Achats groupés de vaccins, émission de dette mutualisée, politique économique et migratoire, etc. : l’Union européenne a une influence de plus en plus grande sur le quotidien des citoyens. Le journal mensuel Ruptures (ruptures-presse.fr) s’est fixé comme ambition d’en appréhender les différentes dimensions, dans les domaines du social, de l’économique et du géopolitique. La ligne éditoriale affichée est souverainiste et clairement marquée à gauche. Qu’on la partage ou non, ce mensuel mérite d’être connu pour la qualité de ses articles.
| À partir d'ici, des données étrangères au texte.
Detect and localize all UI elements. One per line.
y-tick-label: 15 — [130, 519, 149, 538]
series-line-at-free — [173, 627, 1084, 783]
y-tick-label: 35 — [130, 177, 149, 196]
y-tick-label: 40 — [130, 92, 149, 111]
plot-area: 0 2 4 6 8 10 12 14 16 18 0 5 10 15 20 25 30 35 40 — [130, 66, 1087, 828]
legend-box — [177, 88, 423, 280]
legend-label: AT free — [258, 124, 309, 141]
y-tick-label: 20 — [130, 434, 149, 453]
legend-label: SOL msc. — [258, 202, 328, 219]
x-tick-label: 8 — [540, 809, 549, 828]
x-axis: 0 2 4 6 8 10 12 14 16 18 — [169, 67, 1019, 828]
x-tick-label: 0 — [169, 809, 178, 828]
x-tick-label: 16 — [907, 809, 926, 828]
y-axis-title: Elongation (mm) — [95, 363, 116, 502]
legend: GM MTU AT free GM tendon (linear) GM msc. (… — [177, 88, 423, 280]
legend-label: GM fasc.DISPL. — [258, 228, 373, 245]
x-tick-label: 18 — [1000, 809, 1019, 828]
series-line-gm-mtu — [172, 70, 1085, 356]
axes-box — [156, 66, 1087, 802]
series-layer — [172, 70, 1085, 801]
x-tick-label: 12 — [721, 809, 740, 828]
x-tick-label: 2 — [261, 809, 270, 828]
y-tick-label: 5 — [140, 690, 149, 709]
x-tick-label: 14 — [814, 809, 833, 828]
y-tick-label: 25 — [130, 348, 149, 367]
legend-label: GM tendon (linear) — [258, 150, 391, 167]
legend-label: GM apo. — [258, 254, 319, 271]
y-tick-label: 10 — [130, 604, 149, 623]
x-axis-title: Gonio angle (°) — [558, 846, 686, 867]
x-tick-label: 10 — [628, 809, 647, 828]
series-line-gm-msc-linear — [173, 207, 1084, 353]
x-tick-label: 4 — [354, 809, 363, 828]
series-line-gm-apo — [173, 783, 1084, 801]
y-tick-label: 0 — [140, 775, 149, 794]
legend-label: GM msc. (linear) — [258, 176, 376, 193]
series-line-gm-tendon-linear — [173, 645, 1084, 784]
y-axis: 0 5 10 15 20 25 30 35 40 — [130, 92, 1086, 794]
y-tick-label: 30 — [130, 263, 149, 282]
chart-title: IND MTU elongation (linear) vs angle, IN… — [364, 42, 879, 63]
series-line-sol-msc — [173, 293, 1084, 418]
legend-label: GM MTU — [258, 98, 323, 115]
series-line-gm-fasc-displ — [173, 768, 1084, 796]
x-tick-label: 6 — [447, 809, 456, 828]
Réincarnation de Bastille-République-Nation
L’origine de Ruptures est à trouver dans le mensuel “progressiste radicalement eurocritique” Bastille-République-Nation. Lancé en 2000, ce journal proposait — déjà — des analyses approfondies sur l’actualité tant de l’Union européenne que des pays qui la composent. En 2015, le titre a changé de nom pour prendre celui de Ruptures, censé drainer un lectorat plus large. Ruptures est avant tout un média en format papier, disponible sur abonnement, le site internet du journal n’étant qu’une vitrine avec peu de contenu.
La rédaction du journal est assurée par 5 journalistes et par son rédacteur en chef, Pierre Lévy. Celui-ci se présente comme « journaliste, ancien rédacteur au quotidien L’Humanité , ancien syndicaliste CGT-Métallurgie ». Ruptures annonce avoir un peu plus de 10 000 lecteurs, ce qui est peu compte tenu de la qualité des articles du journal, mais difficile à contrôler. Le prix de l’abonnement annuel, d’un montant de 60 € (par prélèvement) ou de 79 € par chèque, et son absence de diffusion en kiosque, n’y sont sans doute pas étrangers.
Des brèves et des articles fouillés
L’édition papier de Ruptures compte 4 pages, composées d’un éditorial, de « brèves et dérapages » sur l’actualité de l’U.E. et des pays européens, et des articles consacrés, en fonction de l’actualité, à l’économie, au social, aux institutions européennes et à l’actualité internationale.
Le dernier numéro (n°121) comporte un article consacré aux divergences entre pays européens sur la politique économique commune, que celles-ci concernent les suites à donner aux mesures protectionnistes américaines ou les sanctions contre la Russie. Un autre article présente, en épargnant au lecteur les habituelles polémiques contre Viktor Orban, la politique singulière du gouvernement hongrois au sein de l’U.E. : « Budapest plie mais ne rompt pas ».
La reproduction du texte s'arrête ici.